Many school officials wanted to shop for less expensive coverage, but were stopped cold by their local teachers unions and their collective bargaining agreements.
As the Milwaukee Journal Sentinel’s “PolitiFact” put it, “Some contracts required that the district and the union agree on an insurer; some required that the selected insurer offer coverage at least as good as WEA Trust’s; and some contracts actually named the insurer, such as WEA Trust, that had to be used.
“Collective bargaining helped (WEA Trust) hold contracts with school districts for years at a time, without a district even going out for bids. Local WEAC unions valued their health insurance so much that they were unwilling in contract bargaining to switch to another carrier.”
In 2009, for example, the Iowa-Grant school district, facing a $450,000 budget deficit, proposed switching from WEA Trust to another reputable carrier which was offering a 20 percent reduction from the district’s current rates.
But the local union still insisted on WEA Trust coverage, and the stalemate was eventually settled by a state arbitrator, who ruled in favor of the school district.
Liberation under Act 10
Act 10, which became law in the summer of 2011, brought sweeping changes that allowed local school districts a great deal more control over their tight budgets.
School boards were allowed to adjust the terms of insurance coverage, like increasing employee contributions toward monthly premiums (most chose a state-recommended rate of 12.6 percent), and adjusting deductibles and co-pays.
They were also allowed to unilaterally choose the insurance company providing the coverage.
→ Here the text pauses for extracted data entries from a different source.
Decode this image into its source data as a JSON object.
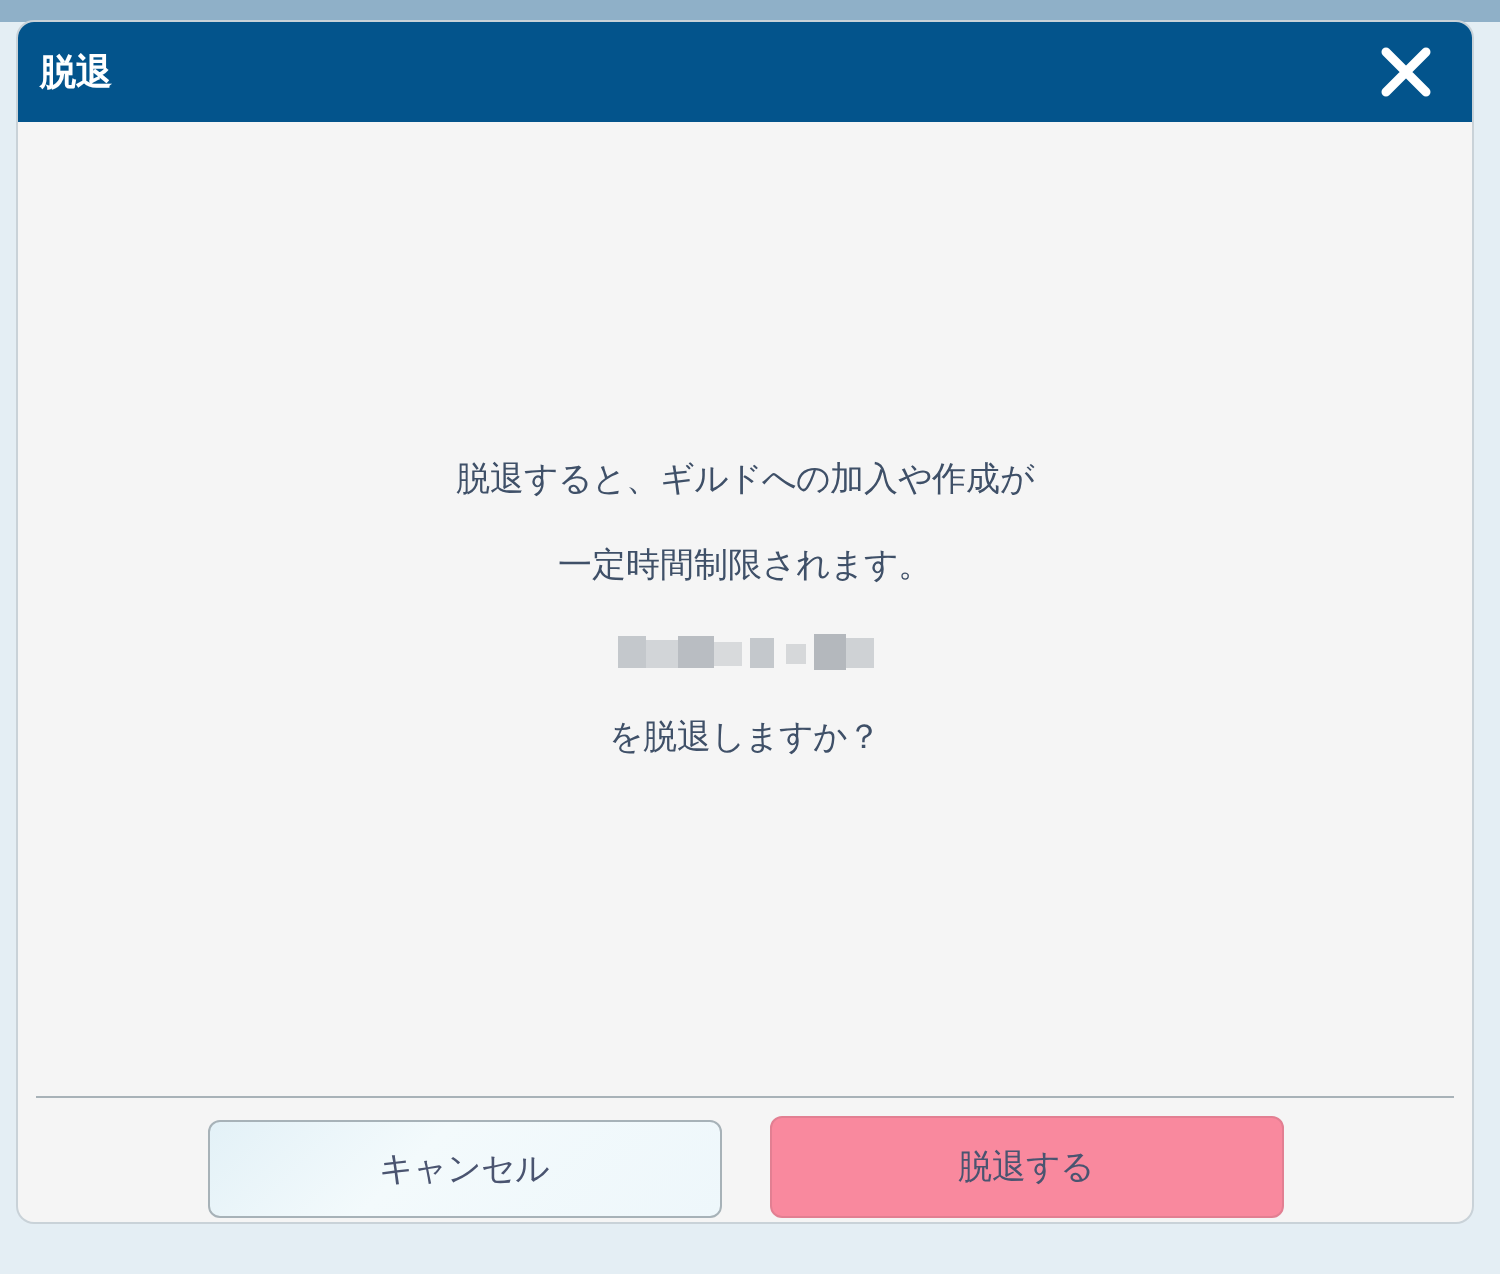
{
  "dialog": {
    "title": "脱退",
    "message": [
      {
        "kind": "text",
        "text": "脱退すると、ギルドへの加入や作成が"
      },
      {
        "kind": "text",
        "text": "一定時間制限されます。"
      },
      {
        "kind": "redacted"
      },
      {
        "kind": "text",
        "text": "を脱退しますか？"
      }
    ],
    "buttons": [
      {
        "label": "キャンセル",
        "kind": "secondary"
      },
      {
        "label": "脱退する",
        "kind": "primary"
      }
    ]
  }
}
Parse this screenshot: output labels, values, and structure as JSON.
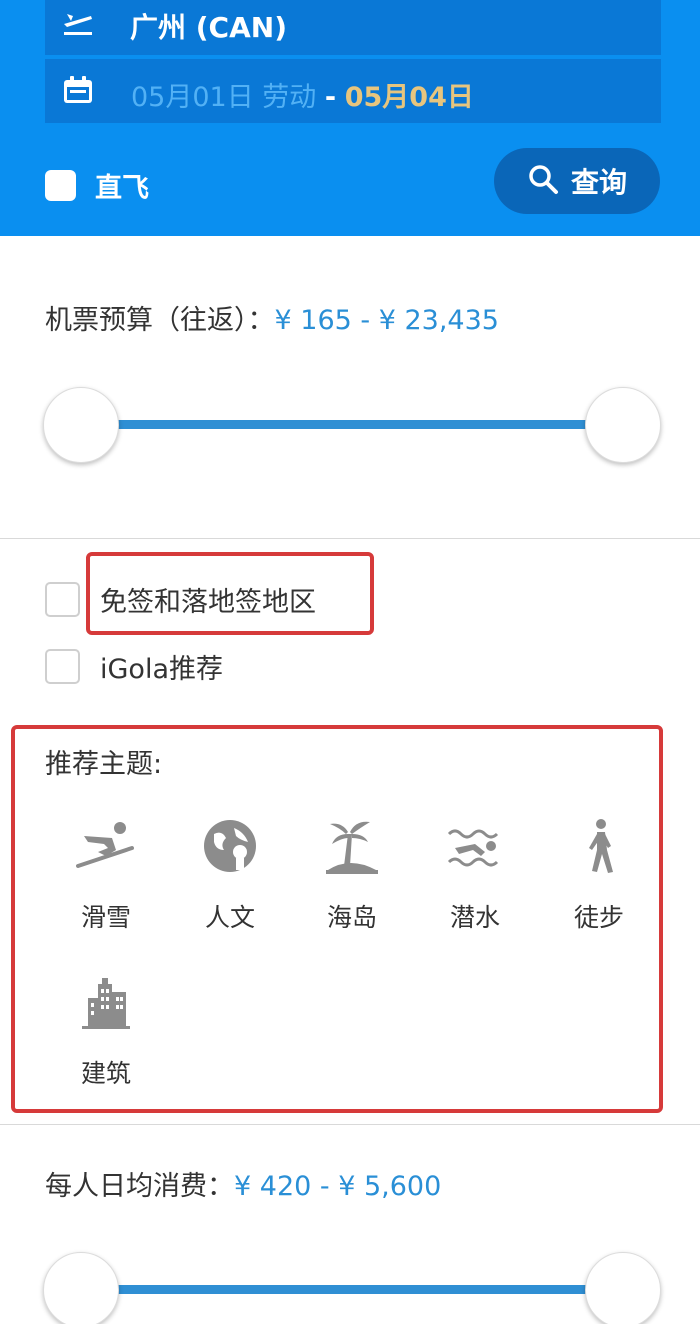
{
  "header": {
    "city": "广州 (CAN)",
    "city_icon": "plane-departure-icon",
    "date_start": "05月01日 劳动",
    "date_separator": "-",
    "date_end": "05月04日",
    "date_icon": "calendar-icon",
    "direct_flight_label": "直飞",
    "direct_flight_checked": false,
    "search_button_label": "查询",
    "search_icon": "search-icon"
  },
  "budget": {
    "label": "机票预算（往返）：",
    "range": "¥ 165 - ¥ 23,435",
    "min_fraction": 0.0,
    "max_fraction": 1.0
  },
  "filters": [
    {
      "label": "免签和落地签地区",
      "checked": false
    },
    {
      "label": "iGola推荐",
      "checked": false
    }
  ],
  "themes": {
    "title": "推荐主题:",
    "items": [
      {
        "label": "滑雪",
        "icon": "skiing-icon"
      },
      {
        "label": "人文",
        "icon": "globe-culture-icon"
      },
      {
        "label": "海岛",
        "icon": "palm-island-icon"
      },
      {
        "label": "潜水",
        "icon": "swimming-diving-icon"
      },
      {
        "label": "徒步",
        "icon": "hiking-person-icon"
      },
      {
        "label": "建筑",
        "icon": "building-icon"
      }
    ]
  },
  "daily_spend": {
    "label": "每人日均消费：",
    "range": "¥ 420 - ¥ 5,600",
    "min_fraction": 0.0,
    "max_fraction": 1.0
  },
  "colors": {
    "header_bg": "#0a8ff0",
    "field_bg": "#0a78d6",
    "accent_price": "#2a8fd6",
    "date_end": "#e7c57e",
    "highlight_red": "#d63a3a",
    "icon_gray": "#8c8c8c"
  }
}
Unions were no longer in a position to demand WEA Trust insurance.
School boards across the state immediately went insurance shopping, and many had three or four companies bidding for their business. Many districts switched carriers at the first possible opportunity, when their existing union collective bargaining agreements expired in 2011 or 2012.
The results were obvious and breathtaking.
In 2010-11, the fiscal year before Act 10 became law, only 51 of 316 school districts surveyed had lower single coverage insurance rates than the year before, while only 46 had lower family rates.
In 2011-12, 194 of 312 surveyed districts had lower single rates and 199 had lower family rates.
In 2012-13, 139 out of 268 surveyed districts had lower single rates while 140 had lower family rates.
A long list of districts experienced savings ranging anywhere from 20 to 50 percent or higher.
The Independence school district switched from WEA Trust to the Gunderson Lutheran Health Plan in 2011. The cost of single coverage for the district dropped from $868 per month to $499 in 2011-12, while the cost of family coverage dropped from $1,969 to $1,165.
The overall result was a first-year savings of $368,739 for the small district.
“The staff was not happy with the required change, but the dollars associated with the costs of the WEA plan did not make sense under budget constraints,” Marita Halama, the district’s bookkeeper, told EAGnews. “The board of education determined that change was absolutely needed in order to preserve staff numbers and quality of education, so the change was made.”
The Potosi district switched from WEA Trust to Medical Associates of Dubuque, Iowa in 2011-12. The cost of single coverage dropped from $866 per month to $438 while family premiums dropped from $1,970 per month to $994.
First-year savings for the district were around $200,000.
An editorial in the Tomah Journal summed up the situation across the state: “School districts for too long have been forced by collective bargaining to carry expensive and wasteful health insurance packages. Act 10 has been a blessing for school districts struggling to cope with metastasizing health insurance costs.
“District after district has found cost-effective alternatives that still leave its employees with better coverage than most private sector employees get.”